Donna was right; this was what I’d been hoping for. What had been my ultimate goal just three weeks ago was now tarnished with the knowledge I’d gotten there by using Harper.

People said I was ruthless in business and that may be true, but I’d never been underhanded and I always tried to do the right thing. I wanted to be someone my daughter could admire and respect and emulate in some ways. I wanted her to be ambitious and driven. But my greatest wish was for her to grow up knowing what was important, that she became someone who understood integrity and hard work was the way to go. I didn’t want to raise a daughter who would sell her soul for a piece of corporate pie. And I’d worked hard not to be that guy. Had I just thrown that all away?

I’d always found the ethical boundaries were drawn quite distinctly on Wall Street, but today that line had become fuzzier and I wasn’t sure on which side of it I stood.

 

 

Instead of calling for an elevator when I got home after work, I took the stairs. Was I about to make a dick move by giving these shoes to Harper?

Quite possibly.

My shoes made clunking sounds against the metal steps, as if they were trying to call attention to my climb, which was the last thing I wanted. The white Jimmy Choo bag swung against my side. I’d spent about an hour in the Bleaker Street store before committing to the purchase that had made me late to work. I’d never a bought a woman outside of my family anything, ever. But since I’d seen the look of pure joy lighting up Harper’s face when she picked out Amanda’s shoes, I’d wanted to see that expression again. She’d been excited and bright and full of enthusiasm. And as the daughter of one of the richest men in New York, it was nice to see. She should have been used to luxury, but somehow she’d managed to make Amanda feel special.

I wanted her to feel the same way again.

The assistant at the store had been very patient with me. But I’d seen the pair I wanted as soon as I walked in. They were like an adult version of the pair I’d bought Amanda. The heel was higher and thinner and straps more intricate but they were covered in that glittery finish she and Amanda had gone wild over on Saturday.

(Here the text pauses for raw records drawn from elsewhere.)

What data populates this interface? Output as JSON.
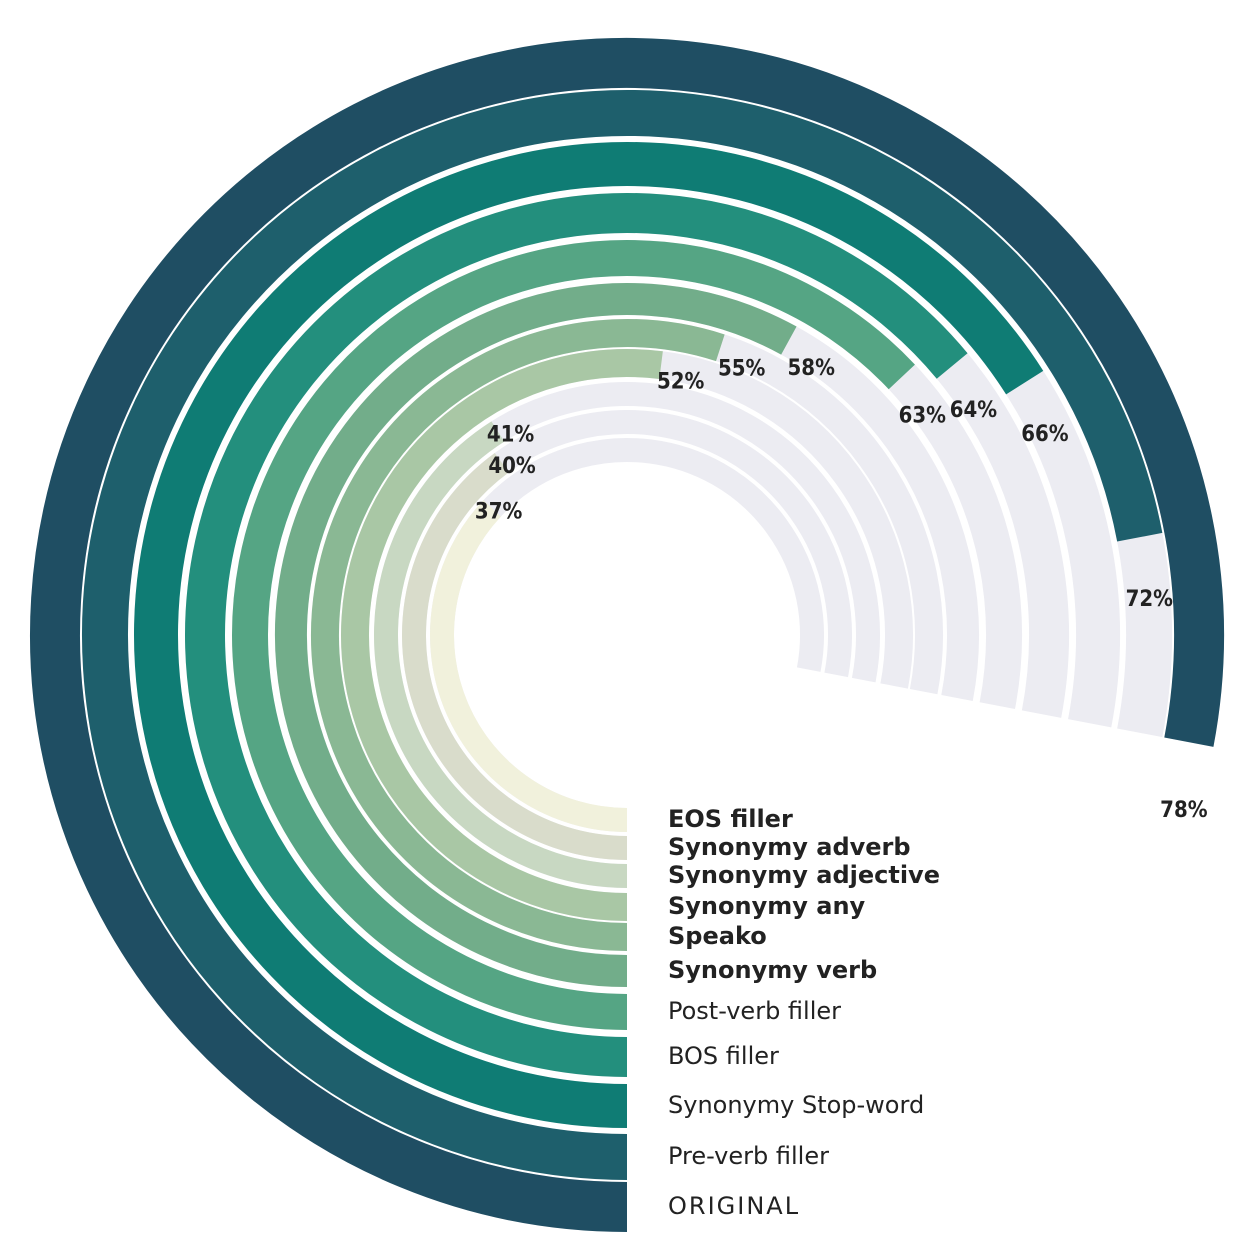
{
  "chart_data": {
    "type": "radial-bar",
    "categories": [
      "EOS filler",
      "Synonymy adverb",
      "Synonymy adjective",
      "Synonymy any",
      "Speako",
      "Synonymy verb",
      "Post-verb filler",
      "BOS filler",
      "Synonymy Stop-word",
      "Pre-verb filler",
      "ORIGINAL"
    ],
    "values": [
      37,
      40,
      41,
      52,
      55,
      58,
      63,
      64,
      66,
      72,
      78
    ],
    "value_labels": [
      "37%",
      "40%",
      "41%",
      "52%",
      "55%",
      "58%",
      "63%",
      "64%",
      "66%",
      "72%",
      "78%"
    ],
    "colors": [
      "#f1f1dc",
      "#d9dccb",
      "#c8d8c2",
      "#a9c7a5",
      "#8ab894",
      "#72ad8a",
      "#55a584",
      "#238f7d",
      "#0f7c74",
      "#1e5f6c",
      "#1f4e63"
    ],
    "track_color": "#ececf2",
    "ylim": [
      0,
      100
    ]
  }
}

I’d torn the buttons from her blouse so I owed her, didn’t I? Memories of revealing her full breasts when I’d ripped her blouse drifted into my head, and I tried to shake them off.

But I had more than one reason to buy her shoes. She’d found a dress for my daughter that reduced the chances of me going to jail for the murder of every fourteen-year-old boy who so much as looked at her. I had to thank her, and shoes were an appropriate gift.

As I reached her floor, I paused before opening the fire door. I could just leave them on her doorstep. I wanted her to have them more than I wanted to be the one to give them to her, to see that look of pleasure on her face. At least I hoped it would be pleasure. Buying an employee shoes wasn’t the actions of a boss—they had a touch of Vegas about them and I wasn’t sure how she’d react to that.

I needed to stop being such a pussy.

I knocked three times on her door and stretched out my hands, trying to resist the buzz in my fingers I knew would start when she appeared. It was as if I were pre-programmed to reach for her whenever I saw her.

She appeared seconds later, dressed in a Berkeley T-shirt and leggings, her hair in a high ponytail—a style I’d never seen her wear to work. She looked breathtaking.

“Hi,” she said, her mouth slightly open.

“Hi.” I held out the bag.

Her eyebrows knitted together. “What’s that?” she asked, though she didn’t take it.

“A thank you. For Saturday and . . . You know, for giving up your time last weekend.”